Brex CEO attempts to raise over $1 billion in SVB-related bridging loans in one weekend

Brex CEO Henrique Dubugras is currently working to raise over $1 billion in a weekend to fund an emergency bridging line of credit that he believes will help startup clients hit by the Silicon Valley bank collapse get their paychecks next week make. Dubugras declined to comment on how much capital has been committed to the line of credit so far, but said he is on back-to-back calls to try to freeze the funds.

“We’re working with a lot of lenders this weekend to basically raise as much money as we can afford,” Dubugras said. To date, more than $1.3 billion in wage loan applications have been submitted by over 500 applicants. “The same people who are applying for the $1 billion have around $10 billion in deposits in total [at SVB].

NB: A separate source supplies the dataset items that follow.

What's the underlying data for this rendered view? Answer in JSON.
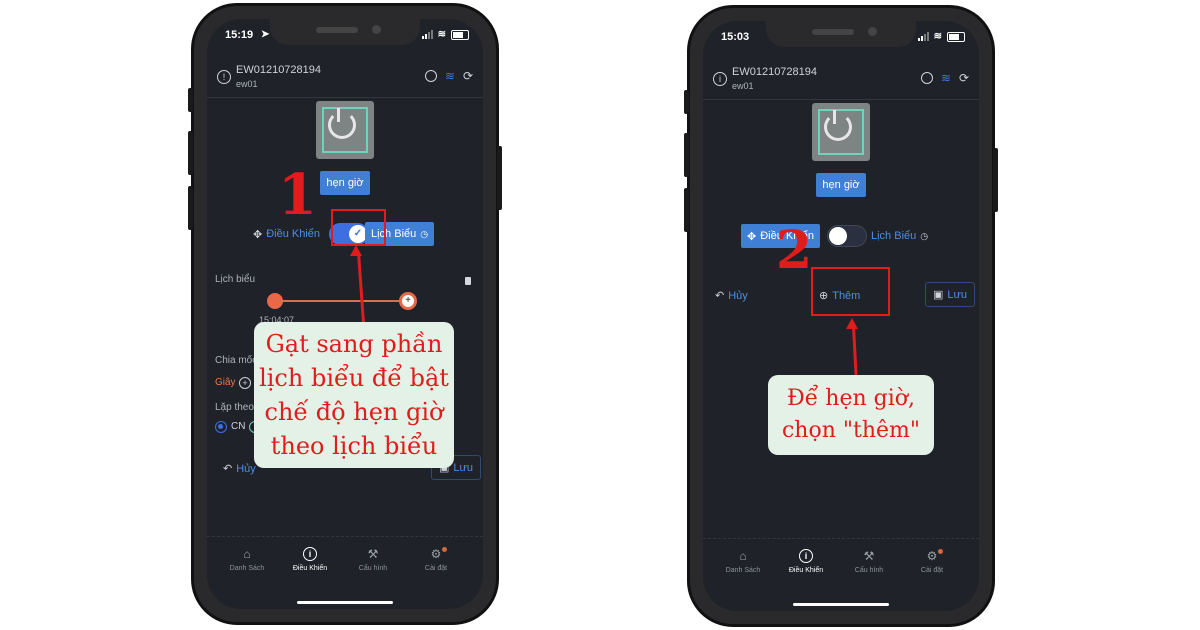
{
  "phones": [
    {
      "status_time": "15:19",
      "device_id": "EW01210728194",
      "device_name": "ew01",
      "timer_button": "hẹn giờ",
      "mode_control_label": "Điều Khiển",
      "mode_schedule_label": "Lịch Biểu",
      "toggle_state": "on",
      "schedule_section_title": "Lịch biểu",
      "timeline_start_time": "15:04:07",
      "timeline_add_label": "Thêm",
      "divide_label": "Chia mốc",
      "seconds_label": "Giây",
      "repeat_label": "Lặp theo",
      "repeat_selected": "CN",
      "cancel_label": "Hủy",
      "save_label": "Lưu",
      "step_number": "1",
      "callout_text": "Gạt sang phần lịch biểu để bật chế độ hẹn giờ theo lịch biểu"
    },
    {
      "status_time": "15:03",
      "device_id": "EW01210728194",
      "device_name": "ew01",
      "timer_button": "hẹn giờ",
      "mode_control_label": "Điều Khiển",
      "mode_schedule_label": "Lịch Biểu",
      "toggle_state": "off",
      "cancel_label": "Hủy",
      "add_label": "Thêm",
      "save_label": "Lưu",
      "step_number": "2",
      "callout_text": "Để hẹn giờ, chọn \"thêm\""
    }
  ],
  "tabbar": {
    "items": [
      {
        "label": "Danh Sách",
        "icon": "home-icon"
      },
      {
        "label": "Điều Khiển",
        "icon": "info-icon",
        "active": true
      },
      {
        "label": "Cấu hình",
        "icon": "wrench-icon"
      },
      {
        "label": "Cài đặt",
        "icon": "gear-icon",
        "badge": true
      }
    ]
  },
  "colors": {
    "accent_blue": "#3f80d6",
    "annotation_red": "#e11c1c",
    "callout_bg": "#e3f1e6",
    "screen_bg": "#1f2228",
    "timeline_orange": "#e8694a"
  }
}
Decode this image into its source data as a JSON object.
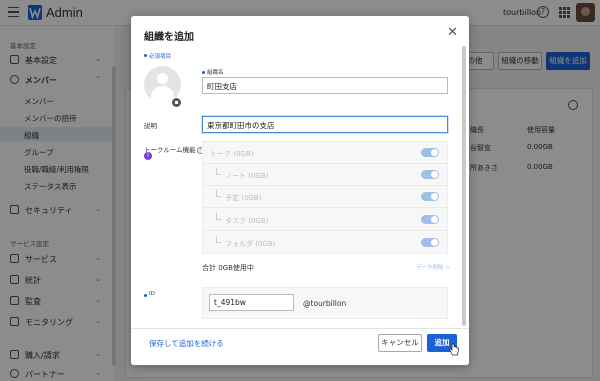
{
  "app": {
    "title": "Admin",
    "brand_color": "#1a62d6"
  },
  "header": {
    "user_name": "tourbillon",
    "help_icon": "question-circle-icon",
    "apps_icon": "app-grid-icon"
  },
  "sidebar": {
    "section_basic": "基本設定",
    "items_basic": [
      {
        "label": "基本設定",
        "icon": "building-icon"
      },
      {
        "label": "メンバー",
        "icon": "people-icon"
      }
    ],
    "member_sub": [
      "メンバー",
      "メンバーの招待",
      "組織",
      "グループ",
      "役職/職級/利用権限",
      "ステータス表示"
    ],
    "active_sub": "組織",
    "security": "セキュリティ",
    "section_service": "サービス設定",
    "items_service": [
      "サービス",
      "統計",
      "監査",
      "モニタリング"
    ],
    "items_bottom": [
      "購入/請求",
      "パートナー"
    ]
  },
  "main_bg": {
    "btn_more": "の他",
    "btn_move": "組織の移動",
    "btn_add_org": "組織を追加",
    "col_head_1": "織長",
    "col_head_2": "使用容量",
    "row1_name": "谷智宣",
    "row1_usage": "0.00GB",
    "row2_name": "所あきさ",
    "row2_usage": "0.00GB"
  },
  "modal": {
    "title": "組織を追加",
    "required_note": "必須項目",
    "org_name_label": "組織名",
    "org_name_value": "町田支店",
    "desc_label": "説明",
    "desc_value": "東京都町田市の支店",
    "talk_label": "トークルーム機能",
    "features": [
      {
        "label": "トーク (0GB)",
        "indent": 0,
        "on": true
      },
      {
        "label": "ノート (0GB)",
        "indent": 1,
        "on": true
      },
      {
        "label": "予定 (0GB)",
        "indent": 1,
        "on": true
      },
      {
        "label": "タスク (0GB)",
        "indent": 1,
        "on": true
      },
      {
        "label": "フォルダ (0GB)",
        "indent": 1,
        "on": true
      }
    ],
    "total": "合計 0GB使用中",
    "detail_link": "データ削除 >",
    "id_label": "ID",
    "id_value": "t_491bw",
    "id_suffix": "@tourbillon",
    "save_continue": "保存して追加を続ける",
    "cancel": "キャンセル",
    "add": "追加"
  }
}
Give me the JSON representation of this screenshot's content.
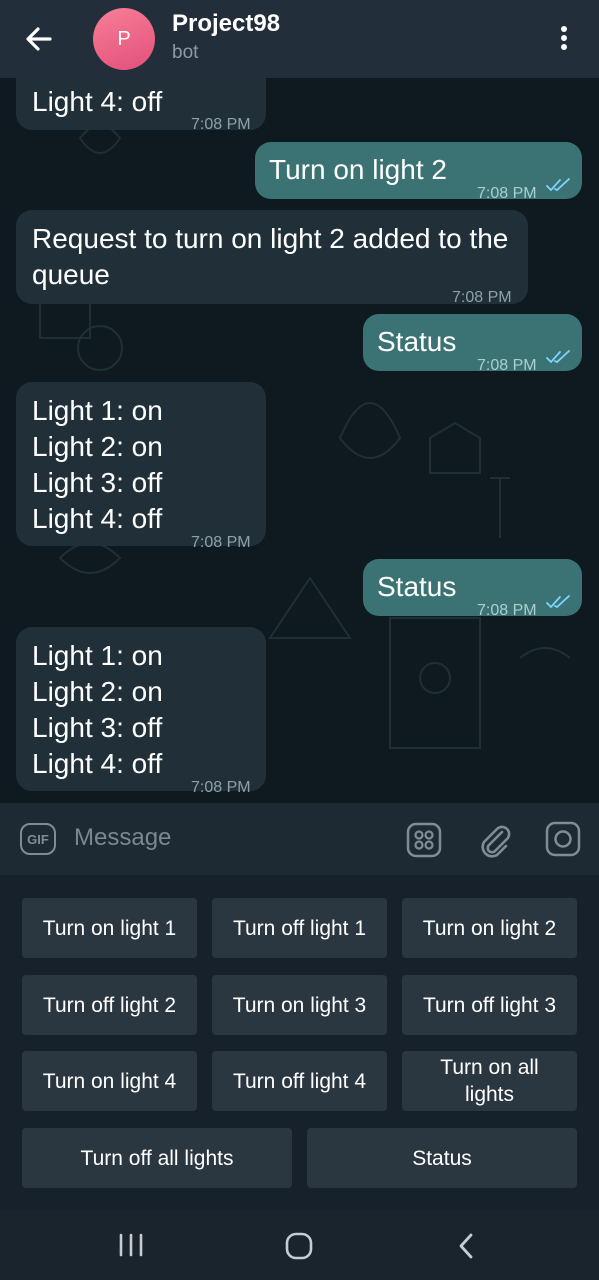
{
  "header": {
    "avatar_letter": "P",
    "title": "Project98",
    "subtitle": "bot"
  },
  "messages": [
    {
      "direction": "in",
      "text": "Light 4: off",
      "time": "7:08 PM"
    },
    {
      "direction": "out",
      "text": "Turn on light 2",
      "time": "7:08 PM",
      "read": true
    },
    {
      "direction": "in",
      "text": "Request to turn on light 2 added to the queue",
      "time": "7:08 PM"
    },
    {
      "direction": "out",
      "text": "Status",
      "time": "7:08 PM",
      "read": true
    },
    {
      "direction": "in",
      "text": "Light 1: on\nLight 2: on\nLight 3: off\nLight 4: off",
      "time": "7:08 PM"
    },
    {
      "direction": "out",
      "text": "Status",
      "time": "7:08 PM",
      "read": true
    },
    {
      "direction": "in",
      "text": "Light 1: on\nLight 2: on\nLight 3: off\nLight 4: off",
      "time": "7:08 PM"
    }
  ],
  "composer": {
    "gif_label": "GIF",
    "placeholder": "Message"
  },
  "keyboard": {
    "buttons": [
      "Turn on light 1",
      "Turn off light 1",
      "Turn on light 2",
      "Turn off light 2",
      "Turn on light 3",
      "Turn off light 3",
      "Turn on light 4",
      "Turn off light 4",
      "Turn on all lights",
      "Turn off all lights",
      "Status"
    ]
  },
  "icons": {
    "back": "arrow-left-icon",
    "menu": "more-vertical-icon",
    "sticker": "sticker-grid-icon",
    "attach": "paperclip-icon",
    "camera": "camera-icon",
    "nav_recents": "recents-icon",
    "nav_home": "home-icon",
    "nav_back": "nav-back-icon"
  },
  "colors": {
    "header_bg": "#222e39",
    "incoming_bubble": "#213038",
    "outgoing_bubble": "#3b7375",
    "keyboard_button": "#2a3640",
    "read_ticks": "#7fd4ff"
  }
}
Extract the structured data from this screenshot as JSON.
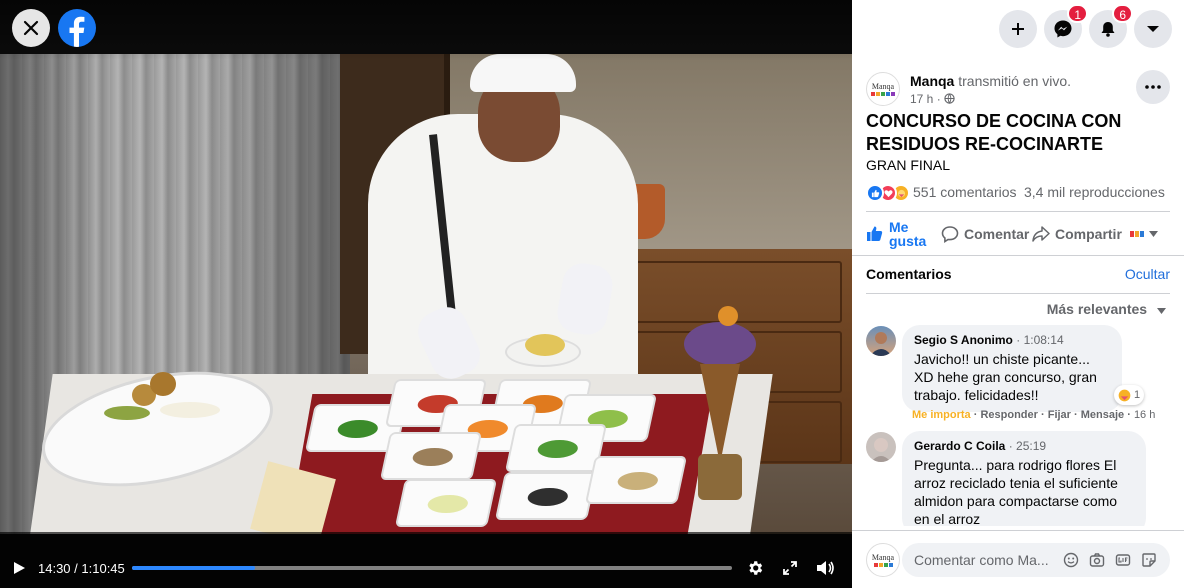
{
  "video": {
    "time_current": "14:30",
    "time_total": "1:10:45",
    "time_separator": " / ",
    "progress": 0.205,
    "icons": [
      "close-icon",
      "facebook-logo",
      "play-icon",
      "settings-gear-icon",
      "fullscreen-icon",
      "volume-icon"
    ]
  },
  "topbar": {
    "messenger_badge": "1",
    "notifications_badge": "6",
    "icons": [
      "plus-icon",
      "messenger-icon",
      "bell-icon",
      "caret-down-icon"
    ]
  },
  "post": {
    "avatar_text": "Manqa",
    "author": "Manqa",
    "action_text": " transmitió en vivo.",
    "timestamp": "17 h",
    "privacy": "Público",
    "title": "CONCURSO DE COCINA CON RESIDUOS RE-COCINARTE",
    "subtitle": "GRAN FINAL",
    "comment_count": "551 comentarios",
    "view_count": "3,4 mil reproducciones",
    "reaction_icons": [
      "like-reaction-icon",
      "love-reaction-icon",
      "care-reaction-icon"
    ]
  },
  "actions": {
    "like": "Me gusta",
    "comment": "Comentar",
    "share": "Compartir"
  },
  "comments_section": {
    "heading": "Comentarios",
    "hide": "Ocultar",
    "sort": "Más relevantes",
    "items": [
      {
        "name": "Segio S Anonimo",
        "video_time": "1:08:14",
        "text": "Javicho!! un chiste picante... XD hehe gran concurso, gran trabajo. felicidades!!",
        "reaction_count": "1",
        "liked_label": "Me importa",
        "reply": "Responder",
        "pin": "Fijar",
        "message": "Mensaje",
        "age": "16 h"
      },
      {
        "name": "Gerardo C Coila",
        "video_time": "25:19",
        "text": "Pregunta... para rodrigo flores El arroz reciclado tenia el suficiente almidon para compactarse como en el arroz"
      }
    ]
  },
  "composer": {
    "placeholder": "Comentar como Ma...",
    "icons": [
      "emoji-icon",
      "camera-icon",
      "gif-icon",
      "sticker-icon"
    ]
  },
  "colors": {
    "accent": "#1877f2",
    "link": "#216fdb",
    "badge": "#e41e3f",
    "seek_fill": "#2d88ff",
    "like_label": "#f7b125"
  }
}
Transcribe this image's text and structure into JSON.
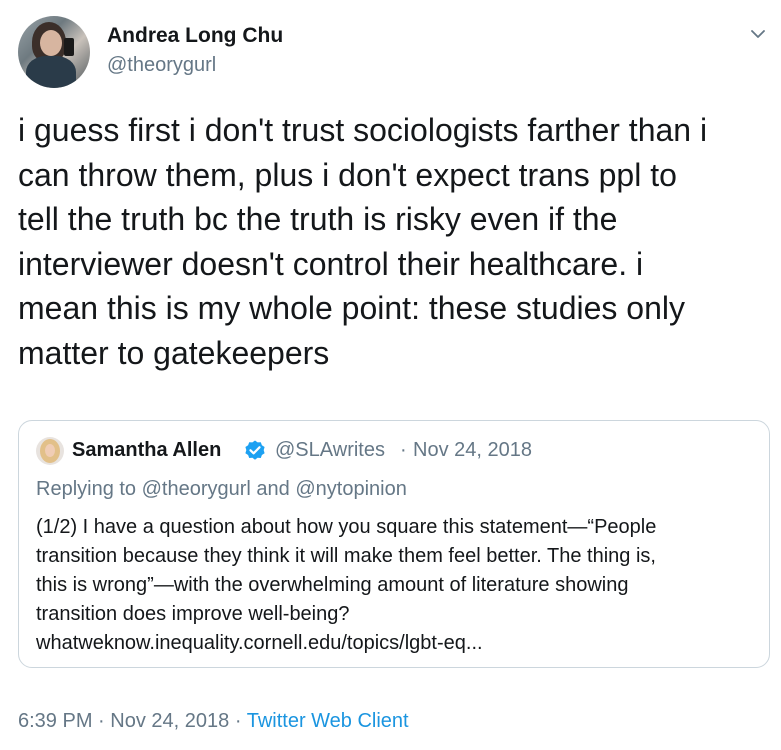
{
  "author": {
    "display_name": "Andrea Long Chu",
    "handle": "@theorygurl"
  },
  "tweet": {
    "text": "i guess first i don't trust sociologists farther than i\ncan throw them, plus i don't expect trans ppl to\ntell the truth bc the truth is risky even if the\ninterviewer doesn't control their healthcare. i\nmean this is my whole point: these studies only\nmatter to gatekeepers"
  },
  "quoted_tweet": {
    "display_name": "Samantha Allen",
    "handle": "@SLAwrites",
    "separator": "·",
    "date": "Nov 24, 2018",
    "replying_to": "Replying to @theorygurl and @nytopinion",
    "text": "(1/2) I have a question about how you square this statement—“People\ntransition because they think it will make them feel better. The thing is,\nthis is wrong”—with the overwhelming amount of literature showing\ntransition does improve well-being?\nwhatweknow.inequality.cornell.edu/topics/lgbt-eq..."
  },
  "meta": {
    "time": "6:39 PM",
    "sep1": "·",
    "date": "Nov 24, 2018",
    "sep2": "·",
    "client": "Twitter Web Client"
  },
  "icons": {
    "more": "chevron-down-icon",
    "verified": "verified-badge-icon"
  },
  "colors": {
    "text": "#14171a",
    "secondary": "#657786",
    "link": "#1b95e0",
    "border": "#ccd6dd"
  }
}
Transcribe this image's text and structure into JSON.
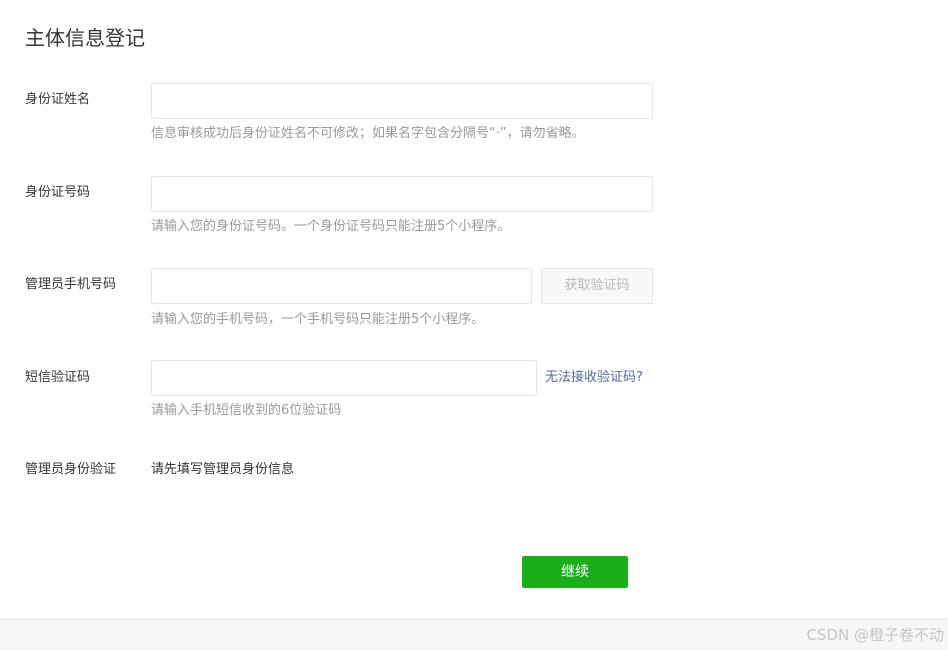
{
  "page": {
    "title": "主体信息登记"
  },
  "form": {
    "id_name": {
      "label": "身份证姓名",
      "value": "",
      "placeholder": "",
      "hint": "信息审核成功后身份证姓名不可修改；如果名字包含分隔号“·”，请勿省略。"
    },
    "id_number": {
      "label": "身份证号码",
      "value": "",
      "placeholder": "",
      "hint": "请输入您的身份证号码。一个身份证号码只能注册5个小程序。"
    },
    "admin_phone": {
      "label": "管理员手机号码",
      "value": "",
      "placeholder": "",
      "get_code_label": "获取验证码",
      "hint": "请输入您的手机号码，一个手机号码只能注册5个小程序。"
    },
    "sms_code": {
      "label": "短信验证码",
      "value": "",
      "placeholder": "",
      "link_label": "无法接收验证码?",
      "hint": "请输入手机短信收到的6位验证码"
    },
    "admin_verify": {
      "label": "管理员身份验证",
      "text": "请先填写管理员身份信息"
    },
    "continue_label": "继续"
  },
  "watermark": {
    "text": "CSDN @橙子卷不动"
  },
  "colors": {
    "primary_button": "#1aad19",
    "link": "#576b95",
    "hint_text": "#9a9a9a",
    "input_border": "#e4e8eb"
  }
}
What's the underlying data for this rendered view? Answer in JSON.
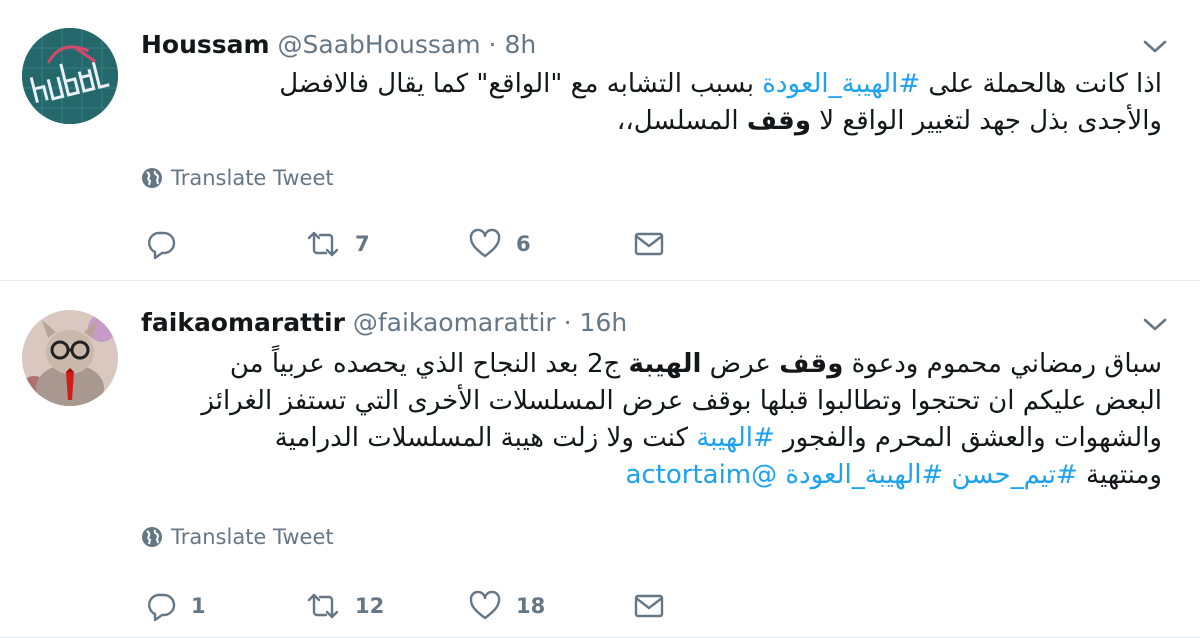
{
  "tweets": [
    {
      "name": "Houssam",
      "handle": "@SaabHoussam",
      "separator": "·",
      "time": "8h",
      "text_line1_pre": "اذا كانت هالحملة على ",
      "text_line1_hashtag": "#الهيبة_العودة",
      "text_line1_post": " بسبب التشابه مع \"الواقع\" كما يقال فالافضل",
      "text_line2_pre": "والأجدى بذل جهد لتغيير الواقع لا ",
      "text_line2_bold": "وقف",
      "text_line2_post": " المسلسل،،",
      "translate_label": "Translate Tweet",
      "reply_count": "",
      "retweet_count": "7",
      "like_count": "6"
    },
    {
      "name": "faikaomarattir",
      "handle": "@faikaomarattir",
      "separator": "·",
      "time": "16h",
      "line1_pre": "سباق رمضاني محموم ودعوة ",
      "line1_bold1": "وقف",
      "line1_mid": " عرض ",
      "line1_bold2": "الهيبة",
      "line1_post": " ج2 بعد النجاح الذي يحصده عربياً من",
      "line2": "البعض عليكم ان تحتجوا وتطالبوا قبلها بوقف عرض المسلسلات الأخرى التي تستفز الغرائز",
      "line3_pre": "والشهوات والعشق المحرم والفجور ",
      "line3_hashtag": "#الهيبة",
      "line3_post": " كنت ولا زلت هيبة المسلسلات الدرامية",
      "line4_pre": "ومنتهية ",
      "line4_hashtag1": "#تيم_حسن",
      "line4_hashtag2": "#الهيبة_العودة",
      "line4_mention": "@actortaim",
      "translate_label": "Translate Tweet",
      "reply_count": "1",
      "retweet_count": "12",
      "like_count": "18"
    }
  ],
  "icons": [
    "chevron-down-icon",
    "globe-icon",
    "reply-icon",
    "retweet-icon",
    "like-icon",
    "message-icon"
  ],
  "colors": {
    "link": "#1da1f2",
    "secondary": "#657786",
    "text": "#14171a",
    "divider": "#e6ecf0"
  }
}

The founder says demand increases every five minutes. And while Dubugras said the final close was “TBD,” he said it was “very likely” that they would close some capital.

One question is whether the terms of the deal will be favorable to founders or, as one entrepreneur ominously suggested to me today, the sharks will come out?

Brex does not disclose the terms of the deal but said they are not making any money on these loans. “Here we’re working to get the rate right, but think of it this way: there’s not a lot of information out there right now and hitting over a billion dollars in a weekend is no easy feat. ‘ said Dubugras. “You know, I think we’re just trying to see if we can find something that works for everyone and create an option.”

Another question concerns the quality of the applicants. As one founder told TechCrunch yesterday, onboarding an influx of people is “the easiest way to invite fraud and get kicked out of banking ecosystems.” Dubugras said the quality of SVB’s customer base is “pretty good”.

“Most of the clients we get are real startups who had real deals with real deposits – and they connect the data to their SVB account that had real money in it,” he said. “We make sure these customers are real customers – I’m not worried about that.”

“I hope the lesson for the industry isn’t, hey, if it’s a bank that’s not JP Morgan, it’s insecure. I think this is going to be terrible for our ecosystem and for America,” he added. Instead, according to Dubugras, the lesson for founders is to spread their risk. “I think the safest place for your money I think is not in a bank account but in a money market fund and cash management account, so that’s what we do at Brex.”

While Dubugras focuses on raising and claims that Brex is operationally ready for it and not trying to make money from desperate founders, The company has to prove that it can pull this off.

As SVB fell, Brex was seen as a strong contender looking to capitalize on the reallocation of funds. Sure enough, sources tell TechCrunch that fintech received billions of dollars in deposits. Then SVB shut down the lines and was seized by the FDIC hours later.

“The reason we’re doing this is obviously because we want to support a community, that’s very important,” Dubugras said. “We’re doing this for a business reason, because we’re funding these loans and our business accounts, and we’re hoping that right after that people will remain our customers.”

Dubugras isn’t the only tech executive urging others to lend to founders. Another CEO is working to raise money for an emergency fund for climate-focused startups, while others are looking at ways to create sources of funding for historically overlooked and marginalized startup groups.